Monday, May 4, 2009

Steering the Right Course in Small Group Bible Studies

Leading small group Bible studies requires hermeneutical navigation. In my experience, there are two fearsome monsters one must navigate around. One is the Scylla of theological/exegetical overload. I am prone to make this error. Sometimes a group leader will obsess over the meaning of every pericope, clause, and even word in a passage. Every interpretive conundrum must be answered; every erroneous interpretation refuted. The group leader spends long hours in preparation for the discussion. She/He pours over the text, reading commentaries, dictionary articles, etc. There is, of course, nothing wrong with this sort of rigorous study. However, it can create problems when the leader tries to lead others in an inquiry of the text's meaning. The leader enters the conversation disposed to ask all sorts of questions about the passage; questions which might sound like pure gobbledygook to everyone else in the group. If the leader isn't careful, he/she will address issues that are only interesting to him/her. People within the group feel perplexed or intimidated. Before you know it, you're talking about incipient Trinitarianism in John's gospel, while everyone stares blankly into abyss. Then, the new Christian in the group interrupts you; "wait a minute; God is three guys? Zuh?!"

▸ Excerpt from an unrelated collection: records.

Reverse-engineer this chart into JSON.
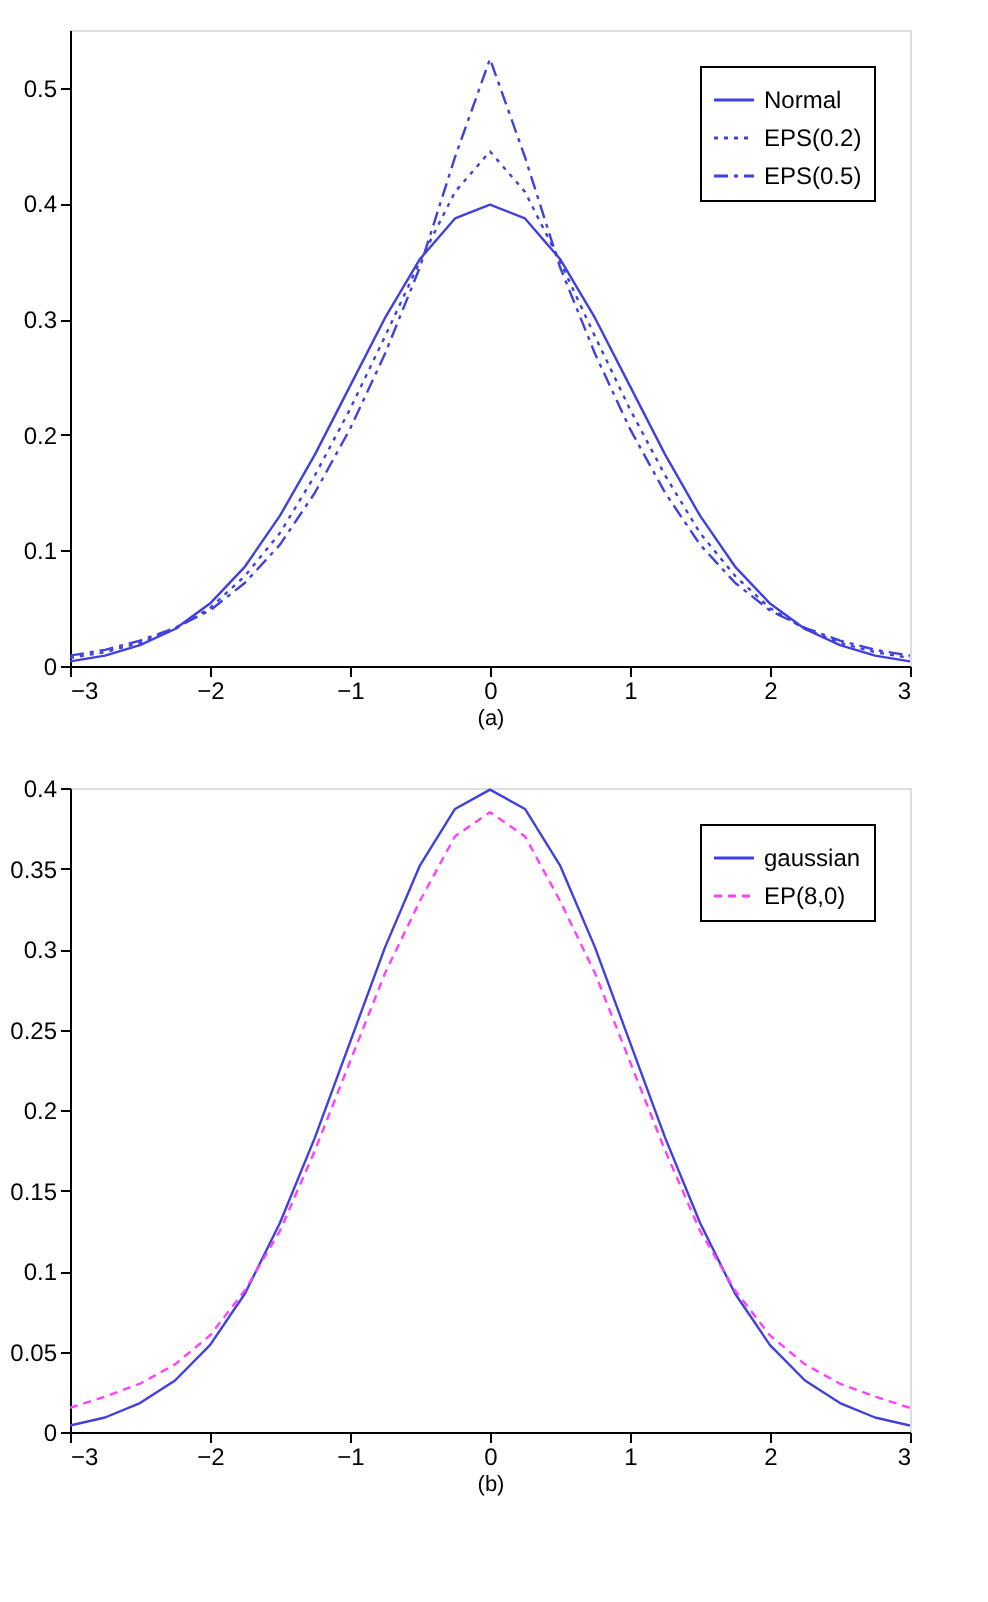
{
  "chart_data": [
    {
      "type": "line",
      "xlabel": "(a)",
      "xlim": [
        -3,
        3
      ],
      "xticks": [
        -3,
        -2,
        -1,
        0,
        1,
        2,
        3
      ],
      "ylim": [
        0,
        0.55
      ],
      "yticks": [
        0,
        0.1,
        0.2,
        0.3,
        0.4,
        0.5
      ],
      "grid": false,
      "legend": "top right",
      "marker": "none",
      "x": [
        -3,
        -2.75,
        -2.5,
        -2.25,
        -2,
        -1.75,
        -1.5,
        -1.25,
        -1,
        -0.75,
        -0.5,
        -0.25,
        0,
        0.25,
        0.5,
        0.75,
        1,
        1.25,
        1.5,
        1.75,
        2,
        2.25,
        2.5,
        2.75,
        3
      ],
      "series": [
        {
          "name": "Normal",
          "color": "#4040e0",
          "line_style": "solid",
          "values": [
            0.004,
            0.009,
            0.018,
            0.032,
            0.054,
            0.086,
            0.13,
            0.183,
            0.242,
            0.301,
            0.352,
            0.387,
            0.399,
            0.387,
            0.352,
            0.301,
            0.242,
            0.183,
            0.13,
            0.086,
            0.054,
            0.032,
            0.018,
            0.009,
            0.004
          ]
        },
        {
          "name": "EPS(0.2)",
          "color": "#4040e0",
          "line_style": "dotted",
          "values": [
            0.007,
            0.012,
            0.02,
            0.032,
            0.05,
            0.078,
            0.115,
            0.165,
            0.222,
            0.285,
            0.35,
            0.41,
            0.445,
            0.41,
            0.35,
            0.285,
            0.222,
            0.165,
            0.115,
            0.078,
            0.05,
            0.032,
            0.02,
            0.012,
            0.007
          ]
        },
        {
          "name": "EPS(0.5)",
          "color": "#4040e0",
          "line_style": "dashdot",
          "values": [
            0.009,
            0.014,
            0.022,
            0.033,
            0.048,
            0.072,
            0.105,
            0.15,
            0.205,
            0.27,
            0.345,
            0.44,
            0.525,
            0.44,
            0.345,
            0.27,
            0.205,
            0.15,
            0.105,
            0.072,
            0.048,
            0.033,
            0.022,
            0.014,
            0.009
          ]
        }
      ]
    },
    {
      "type": "line",
      "xlabel": "(b)",
      "xlim": [
        -3,
        3
      ],
      "xticks": [
        -3,
        -2,
        -1,
        0,
        1,
        2,
        3
      ],
      "ylim": [
        0,
        0.4
      ],
      "yticks": [
        0,
        0.05,
        0.1,
        0.15,
        0.2,
        0.25,
        0.3,
        0.35,
        0.4
      ],
      "grid": false,
      "legend": "top right",
      "marker": "none",
      "x": [
        -3,
        -2.75,
        -2.5,
        -2.25,
        -2,
        -1.75,
        -1.5,
        -1.25,
        -1,
        -0.75,
        -0.5,
        -0.25,
        0,
        0.25,
        0.5,
        0.75,
        1,
        1.25,
        1.5,
        1.75,
        2,
        2.25,
        2.5,
        2.75,
        3
      ],
      "series": [
        {
          "name": "gaussian",
          "color": "#4040e0",
          "line_style": "solid",
          "values": [
            0.004,
            0.009,
            0.018,
            0.032,
            0.054,
            0.086,
            0.13,
            0.183,
            0.242,
            0.301,
            0.352,
            0.387,
            0.399,
            0.387,
            0.352,
            0.301,
            0.242,
            0.183,
            0.13,
            0.086,
            0.054,
            0.032,
            0.018,
            0.009,
            0.004
          ]
        },
        {
          "name": "EP(8,0)",
          "color": "#ff40ff",
          "line_style": "dashed",
          "values": [
            0.015,
            0.022,
            0.03,
            0.042,
            0.06,
            0.088,
            0.125,
            0.175,
            0.23,
            0.285,
            0.33,
            0.37,
            0.385,
            0.37,
            0.33,
            0.285,
            0.23,
            0.175,
            0.125,
            0.088,
            0.06,
            0.042,
            0.03,
            0.022,
            0.015
          ]
        }
      ]
    }
  ]
}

The second error is the Charybdis of endless discussions about "what the text means to me." In this group, the leader poses very general questions. This can be a good thing, as such questions encourage participation. Oftentimes though, the discussion gets untethered from the text, drifting in all sorts of odd directions. There is plenty of discussion in this group. Plenty. But the study devolves into a discussion about how everyone is doing, rather than a cooperative effort to live under the rule of God conveyed in Scripture. People like talking about themselves. It's easier than talking about an archaic and seemingly arcane book.

So what's the key? How do we steer clear of these errors? How do we show appropriate concern for ancient text and modern context?

Here's what I've learned:
  1. I try to study the passage extensively. But, I don't want to ask questions that preclude people from entering the discussion. I want to ask questions that arise from my reading of the text. Then, I try to look for answers in the text. These questions are less polarizing/intimidating than those prompted by reading scholars, since other people in the group are likely to raise similar questions.
  2. I try to give the discussion structure by outlining the passage beforehand. This serves to focus the interaction, since you can work through the text a bit more systematically.
  3. I try (and generally fail) to set limited goals. I want the group to understand the big point of the passage. I want them to get the basic flow of thought. Unless you plan on meeting for 4 hours, I doubt there's time to do much more than this. Groups simply don't have the time to discuss every peculiarity in the text.
  4. I try to ask the "why" question a lot. "Why does this follow this? Why would he say this here? Why would the original hearers of the book have needed to hear this? Why does she respond like that?"
  5. I try (and generally fail) to spend lots of time on application. Applying Scripture is an art, and it takes time to do it well. A bridge needs to be created between text and context, and this isn't always easy.
Now, here's what I'm wondering: What questions do you ask? Do you have standard inductive questions that you ask every time you lead a Bible study? What questions work? What questions don't work? What pitfalls have you encountered? How have you navigated around them? I think this guy does a pretty good job.

2 comments:

Craig said...

I prefer the Vasteras method of Bible study. It encourages those participating in the Bible study to ask the questions and frees up the leader to guide the conversation. It seems to work well with those new to the faith.

michael said...

Helpful post. I've fallen into both of those errors in leading my community group at Sojourn Community Church... occasionally on the same night.